NEW YORK, NY.- The Smithsonians National Museum of the American Indian opens a 20-panel banner exhibition, "IndiVisible: African-Native American Lives in the Americas" focusing on the seldom-viewed history and complex lives of people of dual African American and Native American ancestry. Through the themes of policy, community, creative resistance and lifestyles, the exhibition includes stories of cultural integration and the struggle to define and preserve identity. The exhibition will be on view from Nov. 10 through May 31, 2010, in the second-floor Sealaska Gallery.

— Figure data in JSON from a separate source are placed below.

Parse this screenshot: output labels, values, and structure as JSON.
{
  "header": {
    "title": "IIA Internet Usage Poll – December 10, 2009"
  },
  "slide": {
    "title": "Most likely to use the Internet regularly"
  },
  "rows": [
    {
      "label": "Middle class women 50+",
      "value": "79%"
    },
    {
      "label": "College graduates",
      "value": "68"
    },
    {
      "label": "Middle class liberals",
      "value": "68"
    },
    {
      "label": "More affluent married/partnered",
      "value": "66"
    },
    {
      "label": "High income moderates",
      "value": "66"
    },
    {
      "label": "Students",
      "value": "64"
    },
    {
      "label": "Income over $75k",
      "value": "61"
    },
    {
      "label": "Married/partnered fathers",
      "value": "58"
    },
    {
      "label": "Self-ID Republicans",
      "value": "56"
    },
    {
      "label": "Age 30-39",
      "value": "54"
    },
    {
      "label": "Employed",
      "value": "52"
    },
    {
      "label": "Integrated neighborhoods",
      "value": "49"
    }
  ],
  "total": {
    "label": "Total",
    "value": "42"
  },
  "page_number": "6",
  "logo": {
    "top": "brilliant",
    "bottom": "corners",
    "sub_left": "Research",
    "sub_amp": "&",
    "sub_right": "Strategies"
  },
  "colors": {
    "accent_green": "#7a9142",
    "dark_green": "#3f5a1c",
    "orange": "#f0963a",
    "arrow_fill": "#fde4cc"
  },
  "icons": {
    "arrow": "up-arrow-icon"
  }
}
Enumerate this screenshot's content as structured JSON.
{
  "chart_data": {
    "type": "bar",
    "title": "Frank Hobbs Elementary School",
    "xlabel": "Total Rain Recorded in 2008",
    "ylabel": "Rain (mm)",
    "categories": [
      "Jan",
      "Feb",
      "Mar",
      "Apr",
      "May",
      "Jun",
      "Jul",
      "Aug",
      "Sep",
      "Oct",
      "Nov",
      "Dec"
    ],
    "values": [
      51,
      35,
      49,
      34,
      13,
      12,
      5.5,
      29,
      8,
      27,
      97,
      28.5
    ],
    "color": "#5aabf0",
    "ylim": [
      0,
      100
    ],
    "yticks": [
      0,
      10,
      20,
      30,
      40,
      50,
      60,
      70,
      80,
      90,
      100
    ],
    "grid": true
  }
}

The exhibition addresses the racially motivated laws that have been forced upon Native, African American and mixed-heritage peoples since the time of Christopher Columbus. Since pre-colonial times, Native and African American peoples have built strong communities through intermarriage, unified efforts to preserve their land and by taking part in creative resistance. These communities developed constructive survival strategies over time, and several have regained economic sustainability through gaming in the 1980s. The daily cultural practices that define the African-Native American experience through food, language, writing, music, dance and the visual arts, will also be highlighted in the exhibition.
A 10-minute media piece is featured with interviews obtained during research and work on the exhibition with tribal communities across North America. Site work was conducted in Mashpee, Mass., with the Mashpee Wampanoag community, in Los Angeles with the Creek and Garifuna communities, with the Cherokee Nation in Tahlequah, Okla., and at the Tutelo Homecoming Festival in Ithaca, N.Y., which welcomed the Cayuga, Tutelo and Saponi Indian Nations.
The topic of African-Native Americans is one that touches a great number of individuals through family histories, tribal histories and personal identities, said Kevin Gover (Pawnee), director of the museum. We find commonalities in our shared past of genocide and in the alienation from our ancestral homelands, and it acknowledges the strength and resilience we recognize in one another today.
The National Museum of African American History and Culture is proud to have contributed to this important and thoughtful exhibition, said museum director Lonnie Bunch. African American oral tradition is full of stories about Black Indians, with many black families claiming Indian blood. However, there have been few scholarly treatments of this subject which, in the end, expresses the basic human desire of belonging.
The exhibition was curated by leading scholars, educators and community leaders, including Gabrielle Tayac (Piscataway), Robert Keith Collins (African-Choctaw descent), Angela Gonzales (Hopi), Judy Kertèsz, Penny Gamble-Williams (Chappaquiddick Wampanoag) and Thunder Williams (Afro-Carib).